The best plan, of course, is to minimise the amount borrowed.
Obviously, prudential financial planning dictates that longer stays in residential care be assumed.
The presence of a ‘protected person’
A protected person is someone whose continued presence in a home after the owner (or co-owner) moves into residential care has the effect of exempting the home from the assets tests that apply to aged care. There are four categories of protected person. These are:
- The resident’s spouse or partner;
- A dependent child or student;
- A residential carer of at least two years standing and who is entitled to a Centrelink benefit on the day the resident moves into the aged care facility; or
- A close relative who has lived with the resident for at least five years and who is entitled to a Centrelink benefit on the day the resident moves into the aged care facility.
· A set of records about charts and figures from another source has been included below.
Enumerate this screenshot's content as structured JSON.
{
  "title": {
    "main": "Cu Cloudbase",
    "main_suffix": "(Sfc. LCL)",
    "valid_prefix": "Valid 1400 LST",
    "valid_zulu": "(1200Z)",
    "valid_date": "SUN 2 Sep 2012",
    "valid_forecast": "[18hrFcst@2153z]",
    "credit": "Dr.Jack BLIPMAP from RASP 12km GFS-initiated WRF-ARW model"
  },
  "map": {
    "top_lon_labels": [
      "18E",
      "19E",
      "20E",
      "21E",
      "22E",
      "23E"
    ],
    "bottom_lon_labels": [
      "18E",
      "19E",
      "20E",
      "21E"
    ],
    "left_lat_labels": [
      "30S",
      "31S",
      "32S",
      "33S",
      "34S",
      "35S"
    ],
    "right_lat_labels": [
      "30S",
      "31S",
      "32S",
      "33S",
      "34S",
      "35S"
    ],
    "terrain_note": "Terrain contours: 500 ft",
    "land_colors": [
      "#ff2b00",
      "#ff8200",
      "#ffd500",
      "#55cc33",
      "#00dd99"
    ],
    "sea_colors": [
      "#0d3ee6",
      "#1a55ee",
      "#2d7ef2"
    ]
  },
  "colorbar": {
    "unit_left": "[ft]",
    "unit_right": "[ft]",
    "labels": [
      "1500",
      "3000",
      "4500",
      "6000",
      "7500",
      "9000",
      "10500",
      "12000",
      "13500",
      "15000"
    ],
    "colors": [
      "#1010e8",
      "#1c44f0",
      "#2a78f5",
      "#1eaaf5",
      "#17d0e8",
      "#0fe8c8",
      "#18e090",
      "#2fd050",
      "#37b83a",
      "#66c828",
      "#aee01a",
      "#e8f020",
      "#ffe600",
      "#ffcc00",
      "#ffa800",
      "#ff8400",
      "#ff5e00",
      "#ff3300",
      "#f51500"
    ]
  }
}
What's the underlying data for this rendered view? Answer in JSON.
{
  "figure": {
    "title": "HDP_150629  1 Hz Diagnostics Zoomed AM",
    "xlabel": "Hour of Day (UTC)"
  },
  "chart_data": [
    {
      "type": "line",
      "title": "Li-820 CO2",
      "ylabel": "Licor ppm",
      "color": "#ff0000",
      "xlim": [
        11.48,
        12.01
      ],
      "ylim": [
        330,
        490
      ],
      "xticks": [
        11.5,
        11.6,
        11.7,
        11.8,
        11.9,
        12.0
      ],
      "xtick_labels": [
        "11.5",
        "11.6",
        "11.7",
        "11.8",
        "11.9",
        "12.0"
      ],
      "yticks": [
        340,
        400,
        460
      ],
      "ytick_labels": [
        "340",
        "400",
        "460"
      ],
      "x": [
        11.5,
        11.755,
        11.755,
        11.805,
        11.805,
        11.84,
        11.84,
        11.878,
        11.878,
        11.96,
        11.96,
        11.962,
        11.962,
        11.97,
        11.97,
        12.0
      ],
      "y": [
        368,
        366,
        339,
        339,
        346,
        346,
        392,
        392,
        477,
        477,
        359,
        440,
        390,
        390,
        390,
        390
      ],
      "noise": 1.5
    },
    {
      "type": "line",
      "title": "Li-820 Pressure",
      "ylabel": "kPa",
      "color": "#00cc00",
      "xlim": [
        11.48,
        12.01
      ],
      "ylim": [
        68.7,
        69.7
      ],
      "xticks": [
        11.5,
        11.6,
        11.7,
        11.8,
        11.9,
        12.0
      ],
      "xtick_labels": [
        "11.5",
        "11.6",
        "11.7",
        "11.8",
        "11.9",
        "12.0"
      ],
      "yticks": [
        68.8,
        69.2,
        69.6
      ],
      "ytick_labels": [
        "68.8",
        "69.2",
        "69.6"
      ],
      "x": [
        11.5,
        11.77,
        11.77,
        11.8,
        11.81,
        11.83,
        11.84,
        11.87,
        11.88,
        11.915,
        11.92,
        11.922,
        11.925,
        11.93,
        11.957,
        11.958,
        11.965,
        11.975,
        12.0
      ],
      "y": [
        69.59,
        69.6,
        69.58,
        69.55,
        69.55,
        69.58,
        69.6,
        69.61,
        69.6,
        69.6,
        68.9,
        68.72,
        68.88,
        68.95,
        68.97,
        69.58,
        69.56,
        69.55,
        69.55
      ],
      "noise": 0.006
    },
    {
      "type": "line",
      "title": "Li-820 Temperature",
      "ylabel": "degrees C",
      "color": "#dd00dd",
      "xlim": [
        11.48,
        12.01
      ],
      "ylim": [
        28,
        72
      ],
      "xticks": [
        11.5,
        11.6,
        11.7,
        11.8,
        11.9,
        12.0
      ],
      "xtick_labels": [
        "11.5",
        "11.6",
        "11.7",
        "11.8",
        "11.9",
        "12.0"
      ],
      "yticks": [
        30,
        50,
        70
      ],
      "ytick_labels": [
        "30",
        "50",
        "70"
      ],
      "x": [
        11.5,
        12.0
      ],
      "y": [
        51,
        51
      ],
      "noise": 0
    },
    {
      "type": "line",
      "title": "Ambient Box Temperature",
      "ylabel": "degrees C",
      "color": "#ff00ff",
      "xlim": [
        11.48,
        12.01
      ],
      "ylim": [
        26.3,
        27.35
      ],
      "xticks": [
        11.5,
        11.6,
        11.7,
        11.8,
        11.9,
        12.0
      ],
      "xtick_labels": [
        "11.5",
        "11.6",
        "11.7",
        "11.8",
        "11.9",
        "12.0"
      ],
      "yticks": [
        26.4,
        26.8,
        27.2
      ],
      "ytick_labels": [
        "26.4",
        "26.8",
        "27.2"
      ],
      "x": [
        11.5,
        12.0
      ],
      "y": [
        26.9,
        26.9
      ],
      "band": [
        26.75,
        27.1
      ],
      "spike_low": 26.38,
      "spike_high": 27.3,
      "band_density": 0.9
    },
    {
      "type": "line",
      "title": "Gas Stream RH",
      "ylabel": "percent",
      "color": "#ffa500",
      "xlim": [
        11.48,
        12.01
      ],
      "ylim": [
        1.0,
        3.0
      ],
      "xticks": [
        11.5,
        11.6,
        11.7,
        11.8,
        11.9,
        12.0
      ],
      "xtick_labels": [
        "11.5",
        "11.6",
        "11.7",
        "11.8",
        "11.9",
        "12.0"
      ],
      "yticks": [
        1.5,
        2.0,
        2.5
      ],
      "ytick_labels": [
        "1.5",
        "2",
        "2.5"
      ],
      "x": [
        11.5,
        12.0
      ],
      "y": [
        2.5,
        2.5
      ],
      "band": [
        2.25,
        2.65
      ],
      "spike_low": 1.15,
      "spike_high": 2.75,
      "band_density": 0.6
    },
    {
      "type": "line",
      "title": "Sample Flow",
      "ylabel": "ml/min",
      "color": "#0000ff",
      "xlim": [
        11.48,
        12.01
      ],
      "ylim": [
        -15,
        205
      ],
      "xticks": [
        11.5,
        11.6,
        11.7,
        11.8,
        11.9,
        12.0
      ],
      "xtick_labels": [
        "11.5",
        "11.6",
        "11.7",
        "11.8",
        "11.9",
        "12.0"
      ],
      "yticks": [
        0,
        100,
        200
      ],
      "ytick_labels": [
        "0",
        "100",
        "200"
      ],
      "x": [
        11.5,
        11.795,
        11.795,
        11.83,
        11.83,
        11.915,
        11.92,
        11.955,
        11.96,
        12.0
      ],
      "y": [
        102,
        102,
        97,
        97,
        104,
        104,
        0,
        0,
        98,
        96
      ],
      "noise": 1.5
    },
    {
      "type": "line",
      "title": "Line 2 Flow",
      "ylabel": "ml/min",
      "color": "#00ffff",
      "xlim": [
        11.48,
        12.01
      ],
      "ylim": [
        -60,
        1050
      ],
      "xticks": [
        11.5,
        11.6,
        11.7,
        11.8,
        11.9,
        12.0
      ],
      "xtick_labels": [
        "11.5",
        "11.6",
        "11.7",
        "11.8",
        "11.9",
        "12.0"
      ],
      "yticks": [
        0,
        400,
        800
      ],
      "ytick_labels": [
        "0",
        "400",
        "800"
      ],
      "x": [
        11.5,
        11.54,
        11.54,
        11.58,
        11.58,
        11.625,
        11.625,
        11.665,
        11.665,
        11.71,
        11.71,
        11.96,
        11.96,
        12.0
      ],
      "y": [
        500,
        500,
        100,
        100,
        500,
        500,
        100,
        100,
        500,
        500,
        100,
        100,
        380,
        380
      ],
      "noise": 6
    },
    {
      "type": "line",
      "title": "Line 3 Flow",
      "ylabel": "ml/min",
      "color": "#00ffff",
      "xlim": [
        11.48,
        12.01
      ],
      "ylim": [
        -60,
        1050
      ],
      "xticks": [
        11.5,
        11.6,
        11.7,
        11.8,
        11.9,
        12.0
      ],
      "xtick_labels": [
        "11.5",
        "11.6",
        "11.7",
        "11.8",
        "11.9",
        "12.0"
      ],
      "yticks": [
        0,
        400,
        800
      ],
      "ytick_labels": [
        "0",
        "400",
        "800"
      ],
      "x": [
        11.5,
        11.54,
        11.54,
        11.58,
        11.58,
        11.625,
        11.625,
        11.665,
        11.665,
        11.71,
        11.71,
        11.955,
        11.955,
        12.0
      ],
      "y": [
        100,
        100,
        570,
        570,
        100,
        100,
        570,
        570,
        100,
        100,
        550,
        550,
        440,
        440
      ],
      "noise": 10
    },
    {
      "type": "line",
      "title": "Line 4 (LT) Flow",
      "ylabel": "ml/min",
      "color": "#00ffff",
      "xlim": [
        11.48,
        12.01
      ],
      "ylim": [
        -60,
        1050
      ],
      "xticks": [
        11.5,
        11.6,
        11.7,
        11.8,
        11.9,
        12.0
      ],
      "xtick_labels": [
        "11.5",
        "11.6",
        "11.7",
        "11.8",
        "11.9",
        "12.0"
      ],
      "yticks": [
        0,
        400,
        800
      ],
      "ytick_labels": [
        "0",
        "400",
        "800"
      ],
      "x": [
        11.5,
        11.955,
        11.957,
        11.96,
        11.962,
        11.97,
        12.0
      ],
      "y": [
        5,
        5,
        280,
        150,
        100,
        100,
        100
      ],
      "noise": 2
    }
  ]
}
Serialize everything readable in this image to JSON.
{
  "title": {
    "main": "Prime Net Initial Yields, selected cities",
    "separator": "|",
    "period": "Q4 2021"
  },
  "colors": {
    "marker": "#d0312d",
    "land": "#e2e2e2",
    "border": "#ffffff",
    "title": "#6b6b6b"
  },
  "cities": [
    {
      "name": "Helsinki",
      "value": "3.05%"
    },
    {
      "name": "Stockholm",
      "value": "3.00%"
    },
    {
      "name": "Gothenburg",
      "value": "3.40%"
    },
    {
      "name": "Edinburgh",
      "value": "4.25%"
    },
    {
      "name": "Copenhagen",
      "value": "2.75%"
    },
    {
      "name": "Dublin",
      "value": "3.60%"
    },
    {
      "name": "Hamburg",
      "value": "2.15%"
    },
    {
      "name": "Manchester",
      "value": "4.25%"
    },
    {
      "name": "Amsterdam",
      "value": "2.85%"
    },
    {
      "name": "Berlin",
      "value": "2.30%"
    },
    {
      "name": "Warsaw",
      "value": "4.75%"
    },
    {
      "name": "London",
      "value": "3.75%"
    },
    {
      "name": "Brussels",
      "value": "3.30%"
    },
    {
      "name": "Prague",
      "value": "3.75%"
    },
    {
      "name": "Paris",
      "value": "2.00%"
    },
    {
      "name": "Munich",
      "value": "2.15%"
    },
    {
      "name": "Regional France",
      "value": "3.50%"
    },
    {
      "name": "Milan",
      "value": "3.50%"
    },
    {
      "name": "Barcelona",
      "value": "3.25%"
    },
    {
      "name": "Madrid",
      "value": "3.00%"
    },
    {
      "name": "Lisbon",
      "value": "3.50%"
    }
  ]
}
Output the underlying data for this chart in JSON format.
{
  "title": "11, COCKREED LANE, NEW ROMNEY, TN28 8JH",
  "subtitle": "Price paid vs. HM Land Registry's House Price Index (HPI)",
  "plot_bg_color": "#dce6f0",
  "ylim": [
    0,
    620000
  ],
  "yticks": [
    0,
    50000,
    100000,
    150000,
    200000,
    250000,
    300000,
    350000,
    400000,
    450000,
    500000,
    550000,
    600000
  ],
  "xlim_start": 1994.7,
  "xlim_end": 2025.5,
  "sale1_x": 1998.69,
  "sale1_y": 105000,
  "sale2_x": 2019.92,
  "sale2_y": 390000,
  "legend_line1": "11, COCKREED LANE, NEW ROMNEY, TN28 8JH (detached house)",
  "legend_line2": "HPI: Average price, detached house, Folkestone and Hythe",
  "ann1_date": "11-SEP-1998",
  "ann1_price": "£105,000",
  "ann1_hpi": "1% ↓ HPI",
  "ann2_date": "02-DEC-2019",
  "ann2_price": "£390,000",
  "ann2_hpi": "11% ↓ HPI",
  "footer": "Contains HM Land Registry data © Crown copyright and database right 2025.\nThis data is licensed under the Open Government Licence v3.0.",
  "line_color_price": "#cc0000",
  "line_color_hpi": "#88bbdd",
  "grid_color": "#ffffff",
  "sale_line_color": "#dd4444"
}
The presence of a protected person means that the value of the family home is not counted towards the assets test for either the means tested care fee or the accommodation fees. In most cases, then, where a protected person remains in the family home, there is an economic rationale for keeping the family home.
Not to mention the fact that the protected person still needs somewhere to live!
The absence of a protected person.
Where there is no protected person, the decision as to whether to keep the family home becomes just that: a decision. You need simply to decide whether and how to keep or dispose of the family home.
Capital Gains Tax
One issue that is often worth keeping in mind is that the principal place of residence CGT exemption that applies to a family home continues for up to six years after you leave that home, as long as you do not claim another principal place of residence.
In addition, where a principal place of residence forms part of a deceased estate, then there is a two year period following the death of the owner during which the CGT exemption continues to apply.
What this means is that the CGT-free status of a family home can continue for up to six years following the owner’s entry into an aged care facility.
Alternative uses of the proceeds of any sale of the family home need to be weighed against this feature of the family home.